Когда к нашему столу подошла хозяйка, я обратился к ней на полузабытом языке и с трудом рассказал, как я счастлив, что нашел дорогу в «Орла», что даже привез с собой зятя-грека, который впервые в этих местах, и даже прибавил, что помню, как сама хозяйка и ее муж нас здесь вкусно накормили два года назад. Хозяйка, однако, сказала, что работает тут всего полгода и что, стало быть, помнить ее я никак не могу.
В ответ на это я, чрезвычайно довольный собой, потому что абсолютно правильно образовал новогреческую форму прошедшего времени от древнегреческого глагола «ошибаться», сказал: мол, прошу прощения — значит, с вами у меня ошибочка вышла. Глагол этот я хорошо знал, потому что диссертацию писал об Эсхиле. Понятное дело, в трагедии люди то и дело роковые ошибки совершают. И вот, стало быть, отвечаю я хозяйке в том смысле: мол, извините, значит, я с вами ошибся, «амАртиса» (αμάρτησα), говорю, бывает.
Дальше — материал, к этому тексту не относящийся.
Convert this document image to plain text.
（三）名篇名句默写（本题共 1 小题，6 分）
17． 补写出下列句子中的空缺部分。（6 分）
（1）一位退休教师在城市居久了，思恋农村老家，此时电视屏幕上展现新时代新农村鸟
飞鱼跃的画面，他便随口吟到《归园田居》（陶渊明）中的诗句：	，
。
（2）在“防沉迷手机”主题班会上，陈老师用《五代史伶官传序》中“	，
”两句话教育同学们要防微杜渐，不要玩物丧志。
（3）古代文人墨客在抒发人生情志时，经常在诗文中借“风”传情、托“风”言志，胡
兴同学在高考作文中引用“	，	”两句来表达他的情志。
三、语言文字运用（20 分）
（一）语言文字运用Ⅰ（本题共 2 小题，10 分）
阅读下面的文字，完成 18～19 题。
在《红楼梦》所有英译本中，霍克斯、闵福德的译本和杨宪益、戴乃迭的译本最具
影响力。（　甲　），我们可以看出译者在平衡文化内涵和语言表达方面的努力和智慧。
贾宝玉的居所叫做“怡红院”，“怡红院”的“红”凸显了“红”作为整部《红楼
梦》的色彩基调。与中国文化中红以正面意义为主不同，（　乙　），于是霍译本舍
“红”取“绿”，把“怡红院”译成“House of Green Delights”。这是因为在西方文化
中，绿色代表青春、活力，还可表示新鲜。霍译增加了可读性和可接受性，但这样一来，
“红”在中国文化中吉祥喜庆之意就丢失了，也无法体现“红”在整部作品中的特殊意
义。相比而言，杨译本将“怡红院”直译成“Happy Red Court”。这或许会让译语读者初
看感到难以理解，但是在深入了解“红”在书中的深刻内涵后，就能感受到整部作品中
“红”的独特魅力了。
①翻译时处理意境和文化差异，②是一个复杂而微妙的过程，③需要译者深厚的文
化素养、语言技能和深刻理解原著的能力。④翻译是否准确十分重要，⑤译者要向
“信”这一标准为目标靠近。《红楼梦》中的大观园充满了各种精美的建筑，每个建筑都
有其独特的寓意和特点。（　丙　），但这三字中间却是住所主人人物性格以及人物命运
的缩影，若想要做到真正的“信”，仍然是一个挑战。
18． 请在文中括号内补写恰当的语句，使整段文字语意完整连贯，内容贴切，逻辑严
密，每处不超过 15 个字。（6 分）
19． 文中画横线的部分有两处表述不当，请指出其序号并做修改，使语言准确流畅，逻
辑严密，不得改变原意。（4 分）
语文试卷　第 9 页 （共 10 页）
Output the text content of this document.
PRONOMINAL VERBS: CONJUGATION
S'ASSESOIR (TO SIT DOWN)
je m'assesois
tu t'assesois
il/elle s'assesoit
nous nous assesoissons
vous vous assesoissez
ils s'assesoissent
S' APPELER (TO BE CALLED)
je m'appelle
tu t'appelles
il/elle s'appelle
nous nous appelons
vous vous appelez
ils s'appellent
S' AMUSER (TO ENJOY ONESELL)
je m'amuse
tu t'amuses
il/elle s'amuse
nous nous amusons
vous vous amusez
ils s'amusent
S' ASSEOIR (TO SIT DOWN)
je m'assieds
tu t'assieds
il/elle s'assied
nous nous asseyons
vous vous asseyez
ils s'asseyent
Почему же так вспыхнула хозяйка? Почему бросила блокнот с заказом? Почему убежала? Почему побледнел мой зять Андреас?
А потому что, оказывается, между древнегреческим языком Эсхила и новогреческим языком начала XXI века — т.е. почти за две с половиной тысячи лет! — некоторые слова успели утратить одни и усилить или приобрести другие значения. Поэтому мои, как мне казалось, вежливые извинения за ошибку сама хозяйка услышала примерно так: «Как это не помните? Ведь я же с вами тут переспал!» Да даже и не переспал, а гораздо более грубое слово прозвучало.
Через минуту из кухни вышел чрезвычайно грозного вида усатый грек. От его тяжелых кулаков меня спасло только присутствие моего зятя, который сначала довольно долго переводил хозяину мои извинения: мол, в древнегреческом языке глагол «гамартано» (ἁμαρτάνω) понимался иначе. Сегодня это — грех взаимоутоленного сладострастия, а тогда было просто ошибкой, хотя иногда и серьезной.
Хозяин таверны не только не был филологом, но и сообщение о существовании древнегреческого языка счел нелепым фактом моей подпорченной личной биографии. К тому же, как он видел, поврежденной безобразным воспитанием. Каждое следующее мое слово, которое переводил трактирщику мой зять, тот воспринимал как все более изощренное издевательство. Немногочисленные посетители, слышавшие мое неудачное высказывание, давились от смеха. Наконец лопнуло терпение и у зятя. Мне было предложено сесть за стол и стараться хотя бы до конца ужина не пользоваться языком Эсхила и Аристофана для общения с их, так сказать, наследниками в веках. Из дальнейшего короткого обмена репликами я только сумел понять, что зять мой все-таки успокоил хозяина. Правда, ему пришлось объявить меня сумасшедшим, которого привезли на покаяние в Метеоры. Несколько успокоенный хозяин сам стал носить нам вкуснейшую ягнятину и традиционный для греческого застолья набор зелени, феты и фруктов.
Хозяйка, правда, так и не появилась больше в нашем углу таверны, только глаза ее гневно посверкивали отраженным пламенем очага.
А к каждому человеку толмача не приставишь.
Примечание
1 Евгения Абелюк. Реминисценции и их значение в художественном тексте (на материале произведений О. Мандельштама и В. Шаламова). — В: Лингвистика для всех. Зимняя лингвистическая школа — М., 2004. — с. 9-16.